Murray Roman (March 8, 1929 – November 6, 1973) was an American stand-up comedian and television writer whose career was cut short by a car crash.

==Career==
In addition to his stand-up comedy, Roman was a writer on The Smothers Brothers Comedy Hour television series and, as part of the Comedy Hour writing team, won a Primetime Emmy Award for Outstanding Writing for a Variety Series for his work in 1969. A noted sketch was "The Honey House", which mocked the 1968 hit song "Honey", by Bobby Goldsboro. The sketch featured a tour of the house where the eponymous Honey had lived and died, conducted by her husband, played first by Tom Smothers and then by Dick Smothers.

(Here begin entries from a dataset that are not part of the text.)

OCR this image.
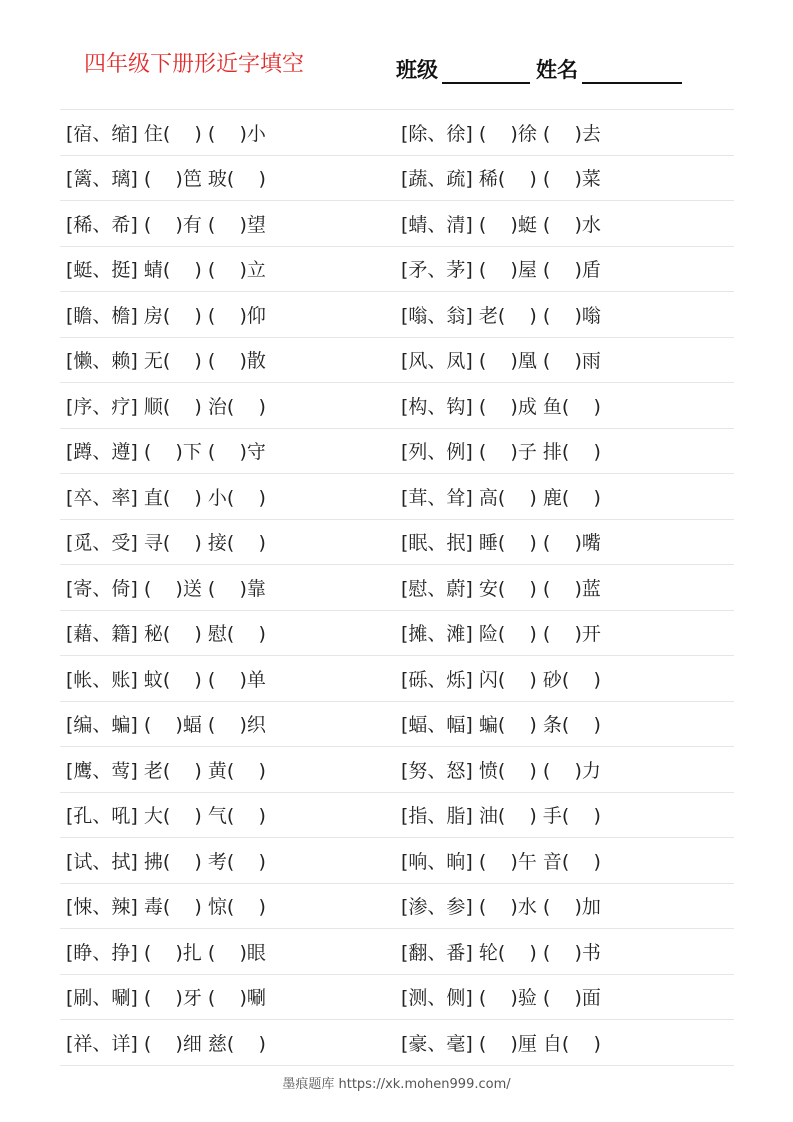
四年级下册形近字填空	班级	姓名
[宿、缩] 住(    ) (    )小	[除、徐] (    )徐 (    )去
[篱、璃] (    )笆 玻(    )	[蔬、疏] 稀(    ) (    )菜
[稀、希] (    )有 (    )望	[蜻、清] (    )蜓 (    )水
[蜓、挺] 蜻(    ) (    )立	[矛、茅] (    )屋 (    )盾
[瞻、檐] 房(    ) (    )仰	[嗡、翁] 老(    ) (    )嗡
[懒、赖] 无(    ) (    )散	[风、凤] (    )凰 (    )雨
[序、疗] 顺(    ) 治(    )	[构、钩] (    )成 鱼(    )
[蹲、遵] (    )下 (    )守	[列、例] (    )子 排(    )
[卒、率] 直(    ) 小(    )	[茸、耸] 高(    ) 鹿(    )
[觅、受] 寻(    ) 接(    )	[眠、抿] 睡(    ) (    )嘴
[寄、倚] (    )送 (    )靠	[慰、蔚] 安(    ) (    )蓝
[藉、籍] 秘(    ) 慰(    )	[摊、滩] 险(    ) (    )开
[帐、账] 蚊(    ) (    )单	[砾、烁] 闪(    ) 砂(    )
[编、蝙] (    )蝠 (    )织	[蝠、幅] 蝙(    ) 条(    )
[鹰、莺] 老(    ) 黄(    )	[努、怒] 愤(    ) (    )力
[孔、吼] 大(    ) 气(    )	[指、脂] 油(    ) 手(    )
[试、拭] 拂(    ) 考(    )	[响、晌] (    )午 音(    )
[悚、辣] 毒(    ) 惊(    )	[渗、参] (    )水 (    )加
[睁、挣] (    )扎 (    )眼	[翻、番] 轮(    ) (    )书
[刷、唰] (    )牙 (    )唰	[测、侧] (    )验 (    )面
[祥、详] (    )细 慈(    )	[豪、毫] (    )厘 自(    )
墨痕题库 https://xk.mohen999.com/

According to American actor and comedy writer Bob Einstein, English musician Keith Moon was a "huge fan" of Roman. Moon helped Roman obtain a contract with Track Records.

===Discography===
- Out of Control
- You Can't Beat People Up and Have Them Say I Love You
- A Blind Man's Movie
- Busted
- Backtrack 13 (You Can't Beat People Up and Have Them Say I Love You)

===Television appearances===
- The Rat Patrol, "The Tug-of-War Raid" (March 4, 1968), as Lt. Pohl
- The Monkees, S2:E16, "Fairy Tale" (January 8, 1968), as Harold
- That Girl, "This Little Piggy Had a Ball" (March 23, 1967), as Manager of Bowling Alley
- ABC Stage 67, "On the Flip Side" (December 7, 1966), as Hairy Eddie Popkin
- Batman, "Hizzonner the Penguin (1)" (November 2, 1966) and "Dizzonner the Penguin (2)" (November 3, 1966), as E.G. Trends
- The Smothers Brothers Comedy Hour, wrote and occasionally appeared
- Murray Roman's TV Show, television special (1970), host

===Influence===
DJ Shadow sampled Roman's record Busted in "Stem/Long Stem/Transmission 2", a track on his 1996 album Endtroducing. DJ Shadow also sampled Busted on his single "Lost and Found (S.F.L.)".

==Personal life==
Roman married three times and had three daughters.